Building an ESG Data Pipeline: Architecture Guide for Engineering Teams

ESG reporting is fundamentally a data problem. The frameworks — ESRS, GRI, TCFD — specify what to report. The hard engineering work is building reliable pipelines that collect, normalize, calculate, and audit the underlying numbers. Most companies underestimate this until they are six weeks from a filing deadline.

This guide is written for engineering teams tasked with building or evaluating ESG data infrastructure.

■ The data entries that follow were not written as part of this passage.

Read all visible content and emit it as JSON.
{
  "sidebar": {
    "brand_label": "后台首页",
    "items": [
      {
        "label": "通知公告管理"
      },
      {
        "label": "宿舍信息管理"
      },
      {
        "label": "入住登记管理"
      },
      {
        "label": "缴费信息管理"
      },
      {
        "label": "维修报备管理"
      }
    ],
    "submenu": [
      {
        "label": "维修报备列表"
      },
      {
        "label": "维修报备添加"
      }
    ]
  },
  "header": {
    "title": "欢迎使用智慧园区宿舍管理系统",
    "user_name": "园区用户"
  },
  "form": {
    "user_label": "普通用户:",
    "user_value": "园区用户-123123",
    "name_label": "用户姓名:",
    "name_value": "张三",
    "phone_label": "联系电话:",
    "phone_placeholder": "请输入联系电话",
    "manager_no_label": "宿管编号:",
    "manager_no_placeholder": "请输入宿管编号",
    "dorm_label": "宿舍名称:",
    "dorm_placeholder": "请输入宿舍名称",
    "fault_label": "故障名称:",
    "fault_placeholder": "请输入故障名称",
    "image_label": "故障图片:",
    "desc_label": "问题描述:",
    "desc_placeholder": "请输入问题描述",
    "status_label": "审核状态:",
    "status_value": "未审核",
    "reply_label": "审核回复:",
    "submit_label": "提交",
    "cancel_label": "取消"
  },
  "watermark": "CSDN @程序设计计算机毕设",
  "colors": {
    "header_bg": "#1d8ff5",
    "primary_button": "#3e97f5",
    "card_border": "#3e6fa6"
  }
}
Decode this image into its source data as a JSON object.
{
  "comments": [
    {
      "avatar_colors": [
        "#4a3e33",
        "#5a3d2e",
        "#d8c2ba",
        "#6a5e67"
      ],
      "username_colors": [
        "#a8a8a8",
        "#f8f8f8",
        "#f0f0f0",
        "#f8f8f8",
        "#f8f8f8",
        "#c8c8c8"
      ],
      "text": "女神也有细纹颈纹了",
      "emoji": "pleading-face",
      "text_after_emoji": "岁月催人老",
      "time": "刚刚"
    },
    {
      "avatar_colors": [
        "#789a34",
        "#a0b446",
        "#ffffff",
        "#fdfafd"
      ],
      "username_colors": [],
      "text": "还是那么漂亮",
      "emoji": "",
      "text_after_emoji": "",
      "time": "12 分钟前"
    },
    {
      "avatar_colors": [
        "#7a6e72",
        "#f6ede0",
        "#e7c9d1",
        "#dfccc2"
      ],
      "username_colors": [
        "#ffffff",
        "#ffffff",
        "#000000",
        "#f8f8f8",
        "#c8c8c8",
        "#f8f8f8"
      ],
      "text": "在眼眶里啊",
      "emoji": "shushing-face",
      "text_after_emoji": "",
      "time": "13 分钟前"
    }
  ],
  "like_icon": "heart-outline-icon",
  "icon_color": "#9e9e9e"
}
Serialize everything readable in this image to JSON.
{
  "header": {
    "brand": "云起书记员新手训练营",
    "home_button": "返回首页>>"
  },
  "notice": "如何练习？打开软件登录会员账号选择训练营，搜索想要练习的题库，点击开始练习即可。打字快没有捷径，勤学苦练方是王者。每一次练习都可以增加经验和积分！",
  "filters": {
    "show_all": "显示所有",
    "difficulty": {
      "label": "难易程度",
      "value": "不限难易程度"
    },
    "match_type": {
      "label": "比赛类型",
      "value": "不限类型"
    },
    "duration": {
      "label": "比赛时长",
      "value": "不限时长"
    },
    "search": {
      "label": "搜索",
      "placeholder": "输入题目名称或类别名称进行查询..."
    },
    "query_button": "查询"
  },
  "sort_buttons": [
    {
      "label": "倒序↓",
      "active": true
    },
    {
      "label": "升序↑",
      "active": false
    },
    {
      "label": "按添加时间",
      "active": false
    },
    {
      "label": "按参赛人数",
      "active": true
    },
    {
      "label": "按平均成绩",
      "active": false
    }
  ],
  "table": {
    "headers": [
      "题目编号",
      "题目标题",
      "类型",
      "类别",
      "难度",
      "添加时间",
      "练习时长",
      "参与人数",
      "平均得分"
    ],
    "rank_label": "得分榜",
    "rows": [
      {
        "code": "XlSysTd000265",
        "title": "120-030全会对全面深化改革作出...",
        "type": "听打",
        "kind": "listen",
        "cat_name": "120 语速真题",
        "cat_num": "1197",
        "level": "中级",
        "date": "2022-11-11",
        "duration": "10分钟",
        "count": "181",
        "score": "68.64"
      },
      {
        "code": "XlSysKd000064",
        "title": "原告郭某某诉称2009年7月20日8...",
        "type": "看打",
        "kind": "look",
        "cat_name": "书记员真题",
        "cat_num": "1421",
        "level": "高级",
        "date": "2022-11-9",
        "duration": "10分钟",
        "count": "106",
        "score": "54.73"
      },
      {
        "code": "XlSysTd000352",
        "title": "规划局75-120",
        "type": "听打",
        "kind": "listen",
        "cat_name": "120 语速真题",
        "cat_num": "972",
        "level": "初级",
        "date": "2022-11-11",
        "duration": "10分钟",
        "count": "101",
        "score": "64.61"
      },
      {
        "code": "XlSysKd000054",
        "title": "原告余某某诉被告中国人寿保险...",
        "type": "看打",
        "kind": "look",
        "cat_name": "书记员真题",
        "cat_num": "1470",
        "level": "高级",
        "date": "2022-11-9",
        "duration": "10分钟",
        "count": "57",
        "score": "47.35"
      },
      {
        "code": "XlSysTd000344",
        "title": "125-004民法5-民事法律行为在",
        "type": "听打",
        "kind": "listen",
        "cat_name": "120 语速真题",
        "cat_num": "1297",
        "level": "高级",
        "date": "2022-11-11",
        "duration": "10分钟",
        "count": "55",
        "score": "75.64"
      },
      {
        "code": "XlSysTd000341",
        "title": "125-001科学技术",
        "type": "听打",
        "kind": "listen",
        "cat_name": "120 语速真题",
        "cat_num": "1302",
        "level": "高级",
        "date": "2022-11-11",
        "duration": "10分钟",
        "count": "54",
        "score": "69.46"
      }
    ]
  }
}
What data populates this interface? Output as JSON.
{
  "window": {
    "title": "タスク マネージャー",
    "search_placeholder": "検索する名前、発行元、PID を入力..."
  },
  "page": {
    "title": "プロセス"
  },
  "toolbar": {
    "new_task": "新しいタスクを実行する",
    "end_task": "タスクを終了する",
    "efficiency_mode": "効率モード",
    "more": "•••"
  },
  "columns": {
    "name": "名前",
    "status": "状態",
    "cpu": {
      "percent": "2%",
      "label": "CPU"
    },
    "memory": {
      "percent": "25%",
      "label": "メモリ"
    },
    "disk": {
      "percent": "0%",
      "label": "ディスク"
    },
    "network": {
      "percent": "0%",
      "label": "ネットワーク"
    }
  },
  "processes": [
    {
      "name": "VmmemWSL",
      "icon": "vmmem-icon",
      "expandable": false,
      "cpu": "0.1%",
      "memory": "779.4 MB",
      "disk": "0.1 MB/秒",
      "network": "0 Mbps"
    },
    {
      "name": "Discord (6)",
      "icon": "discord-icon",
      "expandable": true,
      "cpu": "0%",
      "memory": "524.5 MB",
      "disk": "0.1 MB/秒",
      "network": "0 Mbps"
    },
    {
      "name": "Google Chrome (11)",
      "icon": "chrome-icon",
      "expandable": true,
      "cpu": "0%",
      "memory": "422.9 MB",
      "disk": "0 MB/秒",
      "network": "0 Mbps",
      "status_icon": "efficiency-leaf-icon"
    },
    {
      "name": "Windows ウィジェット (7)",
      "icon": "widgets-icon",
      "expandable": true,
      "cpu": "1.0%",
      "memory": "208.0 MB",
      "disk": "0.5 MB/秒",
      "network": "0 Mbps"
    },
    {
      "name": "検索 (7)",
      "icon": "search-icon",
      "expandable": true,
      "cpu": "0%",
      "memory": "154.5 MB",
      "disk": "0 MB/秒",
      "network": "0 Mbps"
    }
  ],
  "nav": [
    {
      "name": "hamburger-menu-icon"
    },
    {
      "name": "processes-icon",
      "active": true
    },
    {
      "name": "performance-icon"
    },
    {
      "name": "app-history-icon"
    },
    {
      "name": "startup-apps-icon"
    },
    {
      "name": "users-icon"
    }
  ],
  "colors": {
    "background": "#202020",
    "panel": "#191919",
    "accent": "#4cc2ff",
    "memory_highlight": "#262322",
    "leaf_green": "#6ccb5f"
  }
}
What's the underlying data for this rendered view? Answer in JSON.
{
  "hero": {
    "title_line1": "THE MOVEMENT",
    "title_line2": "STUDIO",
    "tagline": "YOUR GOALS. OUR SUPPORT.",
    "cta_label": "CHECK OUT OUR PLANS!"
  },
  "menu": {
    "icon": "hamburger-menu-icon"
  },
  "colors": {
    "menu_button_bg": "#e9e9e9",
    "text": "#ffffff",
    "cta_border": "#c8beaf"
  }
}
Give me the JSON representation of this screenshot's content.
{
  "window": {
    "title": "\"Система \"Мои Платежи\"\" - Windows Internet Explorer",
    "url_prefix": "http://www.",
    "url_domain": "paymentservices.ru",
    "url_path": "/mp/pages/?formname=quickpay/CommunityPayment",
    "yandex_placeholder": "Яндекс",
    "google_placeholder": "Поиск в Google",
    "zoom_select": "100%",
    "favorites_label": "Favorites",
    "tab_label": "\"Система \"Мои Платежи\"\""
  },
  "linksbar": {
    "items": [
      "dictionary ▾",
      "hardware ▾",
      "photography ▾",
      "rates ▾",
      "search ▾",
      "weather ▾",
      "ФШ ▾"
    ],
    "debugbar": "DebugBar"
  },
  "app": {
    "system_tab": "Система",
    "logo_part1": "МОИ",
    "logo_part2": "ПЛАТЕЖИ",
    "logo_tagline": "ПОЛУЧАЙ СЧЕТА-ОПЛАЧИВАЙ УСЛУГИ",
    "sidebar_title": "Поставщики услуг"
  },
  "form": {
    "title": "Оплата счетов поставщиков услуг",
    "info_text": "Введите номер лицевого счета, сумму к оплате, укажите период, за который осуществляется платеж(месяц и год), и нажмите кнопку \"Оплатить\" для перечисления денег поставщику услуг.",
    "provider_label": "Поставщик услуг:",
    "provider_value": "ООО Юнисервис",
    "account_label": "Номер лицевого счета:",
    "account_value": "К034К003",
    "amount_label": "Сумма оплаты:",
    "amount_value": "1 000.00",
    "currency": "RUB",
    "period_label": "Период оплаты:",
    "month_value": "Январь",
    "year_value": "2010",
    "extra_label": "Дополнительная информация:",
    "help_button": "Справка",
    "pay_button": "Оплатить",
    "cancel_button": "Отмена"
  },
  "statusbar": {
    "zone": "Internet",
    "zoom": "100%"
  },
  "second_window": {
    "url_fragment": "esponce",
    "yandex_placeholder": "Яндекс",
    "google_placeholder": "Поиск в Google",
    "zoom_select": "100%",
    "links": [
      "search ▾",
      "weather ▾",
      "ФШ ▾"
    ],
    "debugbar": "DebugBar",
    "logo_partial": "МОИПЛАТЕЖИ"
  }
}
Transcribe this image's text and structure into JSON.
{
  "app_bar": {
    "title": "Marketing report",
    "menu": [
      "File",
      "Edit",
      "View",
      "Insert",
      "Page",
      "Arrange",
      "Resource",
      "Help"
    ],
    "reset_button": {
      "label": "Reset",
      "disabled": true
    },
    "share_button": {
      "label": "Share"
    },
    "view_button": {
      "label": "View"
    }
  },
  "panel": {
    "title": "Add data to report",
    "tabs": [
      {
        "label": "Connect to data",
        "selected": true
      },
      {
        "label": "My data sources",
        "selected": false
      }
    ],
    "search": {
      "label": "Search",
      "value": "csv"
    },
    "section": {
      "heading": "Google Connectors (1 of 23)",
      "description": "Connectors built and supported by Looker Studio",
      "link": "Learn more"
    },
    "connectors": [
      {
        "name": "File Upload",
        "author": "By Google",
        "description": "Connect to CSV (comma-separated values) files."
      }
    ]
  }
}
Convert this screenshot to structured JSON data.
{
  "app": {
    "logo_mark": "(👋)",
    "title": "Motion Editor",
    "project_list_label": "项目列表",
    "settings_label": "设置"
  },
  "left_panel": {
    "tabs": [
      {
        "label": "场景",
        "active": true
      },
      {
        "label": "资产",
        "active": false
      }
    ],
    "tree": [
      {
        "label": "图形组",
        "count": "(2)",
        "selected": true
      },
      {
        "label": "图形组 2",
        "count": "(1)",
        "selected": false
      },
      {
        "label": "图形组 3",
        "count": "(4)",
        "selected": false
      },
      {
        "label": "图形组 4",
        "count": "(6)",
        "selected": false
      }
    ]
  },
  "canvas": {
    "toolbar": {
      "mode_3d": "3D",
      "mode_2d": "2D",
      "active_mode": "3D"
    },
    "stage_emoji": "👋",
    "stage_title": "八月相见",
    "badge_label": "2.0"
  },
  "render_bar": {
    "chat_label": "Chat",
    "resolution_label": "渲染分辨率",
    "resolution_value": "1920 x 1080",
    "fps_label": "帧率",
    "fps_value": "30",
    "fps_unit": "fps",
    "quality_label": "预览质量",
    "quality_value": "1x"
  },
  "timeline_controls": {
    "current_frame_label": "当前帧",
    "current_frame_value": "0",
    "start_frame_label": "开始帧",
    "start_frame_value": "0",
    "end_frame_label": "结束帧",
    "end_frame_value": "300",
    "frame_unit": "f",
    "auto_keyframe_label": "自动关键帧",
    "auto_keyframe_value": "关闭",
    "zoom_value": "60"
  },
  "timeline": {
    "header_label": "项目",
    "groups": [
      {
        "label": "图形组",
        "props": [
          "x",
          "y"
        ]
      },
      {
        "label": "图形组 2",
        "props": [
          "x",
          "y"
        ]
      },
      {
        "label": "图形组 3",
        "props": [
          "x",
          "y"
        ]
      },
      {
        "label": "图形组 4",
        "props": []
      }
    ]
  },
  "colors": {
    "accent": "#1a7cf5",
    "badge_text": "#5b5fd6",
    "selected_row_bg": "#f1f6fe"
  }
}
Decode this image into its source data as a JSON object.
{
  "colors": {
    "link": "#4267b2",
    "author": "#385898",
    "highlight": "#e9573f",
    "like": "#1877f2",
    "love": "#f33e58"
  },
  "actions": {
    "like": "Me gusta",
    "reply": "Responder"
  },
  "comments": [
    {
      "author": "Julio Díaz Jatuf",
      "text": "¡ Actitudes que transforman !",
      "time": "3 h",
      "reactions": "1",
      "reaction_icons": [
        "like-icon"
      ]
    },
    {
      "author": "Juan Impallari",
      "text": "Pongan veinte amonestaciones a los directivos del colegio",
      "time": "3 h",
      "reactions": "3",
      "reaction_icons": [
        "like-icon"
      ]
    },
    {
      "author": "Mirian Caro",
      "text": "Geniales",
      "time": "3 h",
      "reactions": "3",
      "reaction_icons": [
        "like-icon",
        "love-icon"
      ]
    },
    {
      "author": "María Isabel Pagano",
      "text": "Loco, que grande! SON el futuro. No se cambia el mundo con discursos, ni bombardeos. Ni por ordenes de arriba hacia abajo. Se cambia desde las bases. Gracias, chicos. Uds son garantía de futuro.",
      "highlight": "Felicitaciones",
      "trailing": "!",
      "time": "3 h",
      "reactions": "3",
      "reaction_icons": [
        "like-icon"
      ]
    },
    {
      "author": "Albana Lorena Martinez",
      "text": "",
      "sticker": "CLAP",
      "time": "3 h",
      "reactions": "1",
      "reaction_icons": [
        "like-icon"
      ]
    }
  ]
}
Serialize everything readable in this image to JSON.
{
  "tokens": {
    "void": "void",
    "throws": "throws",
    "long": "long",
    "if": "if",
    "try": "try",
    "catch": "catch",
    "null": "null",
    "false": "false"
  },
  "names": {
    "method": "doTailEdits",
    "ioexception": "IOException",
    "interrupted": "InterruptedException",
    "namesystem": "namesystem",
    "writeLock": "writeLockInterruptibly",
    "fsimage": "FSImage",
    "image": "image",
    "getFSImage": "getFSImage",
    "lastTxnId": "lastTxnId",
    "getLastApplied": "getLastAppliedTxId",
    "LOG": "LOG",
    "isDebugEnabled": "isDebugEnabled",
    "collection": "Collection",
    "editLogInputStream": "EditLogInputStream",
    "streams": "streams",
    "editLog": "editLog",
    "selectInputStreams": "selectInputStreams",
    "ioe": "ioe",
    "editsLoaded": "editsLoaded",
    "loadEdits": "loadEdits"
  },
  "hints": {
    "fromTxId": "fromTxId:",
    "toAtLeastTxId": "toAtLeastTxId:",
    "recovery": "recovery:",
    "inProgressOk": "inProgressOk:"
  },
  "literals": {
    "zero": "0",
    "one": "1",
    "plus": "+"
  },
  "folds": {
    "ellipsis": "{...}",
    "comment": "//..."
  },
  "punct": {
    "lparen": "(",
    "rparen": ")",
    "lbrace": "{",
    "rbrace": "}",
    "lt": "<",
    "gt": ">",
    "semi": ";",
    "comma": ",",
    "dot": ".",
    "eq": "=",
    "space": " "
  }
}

We cover the full pipeline from ingestion to audit-ready output, with concrete technology choices and the architectural tradeoffs that matter for compliance workloads.

The ESG Data Problem in Concrete Terms

A typical medium-sized tech company needs to track and report:

Scope 1 emissions: Direct combustion (company vehicles, on-premise generators) — usually low data volume, straightforward sourcing
Scope 2 emissions: Purchased electricity and heat — requires utility bill data, location-based vs market-based method calculations, renewable energy certificate (REC) tracking
Scope 3 emissions (15 categories): Business travel, employee commute, purchased goods and services, use of sold products, cloud infrastructure, waste — high volume, heterogeneous sources, highest uncertainty
Social metrics (S1): Headcount by gender/ethnicity/contract type, pay gap analysis, training hours, turnover — sourced from HR systems
Governance metrics (G1): Policy documentation, incident registers, supplier assessments — semi-structured document sources

The challenge is that these data points live in: email inboxes (utility PDFs), ERP systems (Accounts Payable), HR platforms (Workday, BambooHR), travel booking systems (Concur, TravelPerk), cloud provider dashboards (AWS, GCP, Azure), and spreadsheets maintained by finance. None of these systems were designed to talk to each other for ESG purposes.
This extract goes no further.